Google has useful analytics tools to help webmasters track visitors through their google search console. Once a popular page has been identified through analytics, google trends can be used to come up with with equally popular content. we explore how to use these two tools from a live case study from the Pericror website. In early April, we created our own collection of popular Zoom video backgrounds. This one off blog post would have been the only page we created, however by monitoring the google search console we were able to identify it as an opportunity for visitor growth. Looking at our search console in early April we noticed a sudden increase in traffic:
Which we could partially attribute to a recently made post on Zoom backgrounds contributing new page views:
We identified zoom backgrounds as a potential trend to follow on.
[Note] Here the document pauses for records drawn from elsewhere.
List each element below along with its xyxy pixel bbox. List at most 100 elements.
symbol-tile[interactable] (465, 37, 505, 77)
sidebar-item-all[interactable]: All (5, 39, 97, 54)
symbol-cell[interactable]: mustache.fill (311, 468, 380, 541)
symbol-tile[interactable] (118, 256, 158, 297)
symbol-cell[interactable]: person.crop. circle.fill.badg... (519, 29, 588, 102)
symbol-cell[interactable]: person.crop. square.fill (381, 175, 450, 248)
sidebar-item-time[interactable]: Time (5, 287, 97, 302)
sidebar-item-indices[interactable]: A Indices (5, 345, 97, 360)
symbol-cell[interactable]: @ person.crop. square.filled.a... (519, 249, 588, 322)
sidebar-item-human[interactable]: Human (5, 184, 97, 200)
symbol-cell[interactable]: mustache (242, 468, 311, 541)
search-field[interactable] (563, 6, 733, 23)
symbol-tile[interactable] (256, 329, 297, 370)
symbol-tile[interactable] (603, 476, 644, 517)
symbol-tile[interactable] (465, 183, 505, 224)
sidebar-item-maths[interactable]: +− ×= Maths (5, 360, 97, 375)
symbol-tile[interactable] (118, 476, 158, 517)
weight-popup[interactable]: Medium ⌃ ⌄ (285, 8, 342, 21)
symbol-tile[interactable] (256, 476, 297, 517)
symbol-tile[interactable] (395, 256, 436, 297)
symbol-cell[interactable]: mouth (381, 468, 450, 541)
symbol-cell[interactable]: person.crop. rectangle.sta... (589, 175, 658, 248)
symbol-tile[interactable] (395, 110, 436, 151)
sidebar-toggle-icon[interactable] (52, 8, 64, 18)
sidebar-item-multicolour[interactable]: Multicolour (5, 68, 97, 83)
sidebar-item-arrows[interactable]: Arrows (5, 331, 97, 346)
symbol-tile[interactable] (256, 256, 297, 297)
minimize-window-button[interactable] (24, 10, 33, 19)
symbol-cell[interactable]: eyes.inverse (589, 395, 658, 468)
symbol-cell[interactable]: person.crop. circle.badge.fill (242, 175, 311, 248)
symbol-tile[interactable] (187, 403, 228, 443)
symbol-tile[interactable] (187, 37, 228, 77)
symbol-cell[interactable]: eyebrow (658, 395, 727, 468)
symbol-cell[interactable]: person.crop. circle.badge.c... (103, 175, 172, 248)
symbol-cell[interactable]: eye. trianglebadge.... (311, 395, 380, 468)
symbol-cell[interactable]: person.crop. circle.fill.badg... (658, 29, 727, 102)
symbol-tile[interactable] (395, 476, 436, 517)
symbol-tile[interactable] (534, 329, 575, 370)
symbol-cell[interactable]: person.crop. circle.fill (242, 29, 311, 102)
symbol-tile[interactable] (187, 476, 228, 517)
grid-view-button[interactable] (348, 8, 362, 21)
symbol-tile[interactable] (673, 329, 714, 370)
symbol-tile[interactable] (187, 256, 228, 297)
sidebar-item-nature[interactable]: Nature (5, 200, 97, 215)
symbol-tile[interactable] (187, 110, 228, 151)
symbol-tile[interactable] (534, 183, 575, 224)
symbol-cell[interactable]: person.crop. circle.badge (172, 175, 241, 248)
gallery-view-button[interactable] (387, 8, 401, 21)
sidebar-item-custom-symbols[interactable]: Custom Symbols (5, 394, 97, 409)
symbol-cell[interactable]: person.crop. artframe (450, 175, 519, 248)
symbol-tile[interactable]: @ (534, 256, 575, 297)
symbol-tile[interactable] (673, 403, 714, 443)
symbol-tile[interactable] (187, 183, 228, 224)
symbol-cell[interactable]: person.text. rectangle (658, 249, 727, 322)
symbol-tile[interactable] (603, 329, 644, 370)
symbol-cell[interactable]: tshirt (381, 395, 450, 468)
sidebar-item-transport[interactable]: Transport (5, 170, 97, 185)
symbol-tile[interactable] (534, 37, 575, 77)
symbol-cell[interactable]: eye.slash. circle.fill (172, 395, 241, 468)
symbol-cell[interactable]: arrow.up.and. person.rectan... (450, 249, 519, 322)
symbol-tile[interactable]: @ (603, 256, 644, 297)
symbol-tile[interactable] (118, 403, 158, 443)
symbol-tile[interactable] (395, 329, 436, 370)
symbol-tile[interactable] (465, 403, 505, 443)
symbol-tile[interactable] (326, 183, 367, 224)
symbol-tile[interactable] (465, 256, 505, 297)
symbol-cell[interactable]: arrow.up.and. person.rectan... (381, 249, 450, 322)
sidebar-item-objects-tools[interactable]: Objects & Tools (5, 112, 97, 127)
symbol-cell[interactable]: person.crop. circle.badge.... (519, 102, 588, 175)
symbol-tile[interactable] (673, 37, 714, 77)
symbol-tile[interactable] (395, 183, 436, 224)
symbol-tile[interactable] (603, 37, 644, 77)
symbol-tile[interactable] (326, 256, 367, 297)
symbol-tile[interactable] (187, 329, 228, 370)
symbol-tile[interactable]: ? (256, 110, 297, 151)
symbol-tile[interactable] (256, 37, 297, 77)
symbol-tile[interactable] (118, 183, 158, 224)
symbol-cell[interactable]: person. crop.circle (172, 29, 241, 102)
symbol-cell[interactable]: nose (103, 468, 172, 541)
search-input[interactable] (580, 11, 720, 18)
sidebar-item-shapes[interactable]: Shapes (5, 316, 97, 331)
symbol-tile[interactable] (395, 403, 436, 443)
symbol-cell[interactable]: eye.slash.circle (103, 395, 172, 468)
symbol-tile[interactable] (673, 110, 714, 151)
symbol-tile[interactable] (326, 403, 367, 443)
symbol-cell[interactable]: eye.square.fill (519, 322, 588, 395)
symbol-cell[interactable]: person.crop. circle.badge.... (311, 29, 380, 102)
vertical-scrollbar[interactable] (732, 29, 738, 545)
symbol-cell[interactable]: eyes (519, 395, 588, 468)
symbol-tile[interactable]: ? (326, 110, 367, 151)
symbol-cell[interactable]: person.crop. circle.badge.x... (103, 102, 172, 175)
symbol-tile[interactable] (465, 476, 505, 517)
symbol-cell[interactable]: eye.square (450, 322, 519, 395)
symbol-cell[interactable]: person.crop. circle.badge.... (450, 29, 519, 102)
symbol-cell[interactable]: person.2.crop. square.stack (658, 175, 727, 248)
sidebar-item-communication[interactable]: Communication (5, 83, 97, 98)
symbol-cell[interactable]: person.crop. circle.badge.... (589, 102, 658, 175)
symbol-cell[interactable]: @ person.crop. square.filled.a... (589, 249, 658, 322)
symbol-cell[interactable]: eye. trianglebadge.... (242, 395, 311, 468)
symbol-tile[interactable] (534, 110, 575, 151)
By using google trend’s related queries feature, we found that zoom background images were the most popular related query:
This lead us to refocus from zoom video backgrounds to zoom image backgrounds. From there, we focused on specific themes for image backgrounds, using google trends to further identify which themes would be most popular by comparing search terms and creating blogs for the most popular ones:
Once we identified a set of themes, we compiled images and created pages. As predicted by google trends, the theme pages were all popular, and soon made up the majority of our visitors:
Our 3 month visitor rolling average had significantly increased from 1.28k clicks and 43.4k impressions to 10k and 326k respectively with an average position of 8.6 indicating we were the front page result for numerous search terms (intentionally identified from google trends):
Having paid attention to our search console results, we were able to catch an important trend that drove numerous visitors to our site and even got us onto the front page results of google for searches such as “lord of the rings zoom background”. With this case study we encourage all webmasters to monitor their web page performance to capitalize on the momentum of a popular post.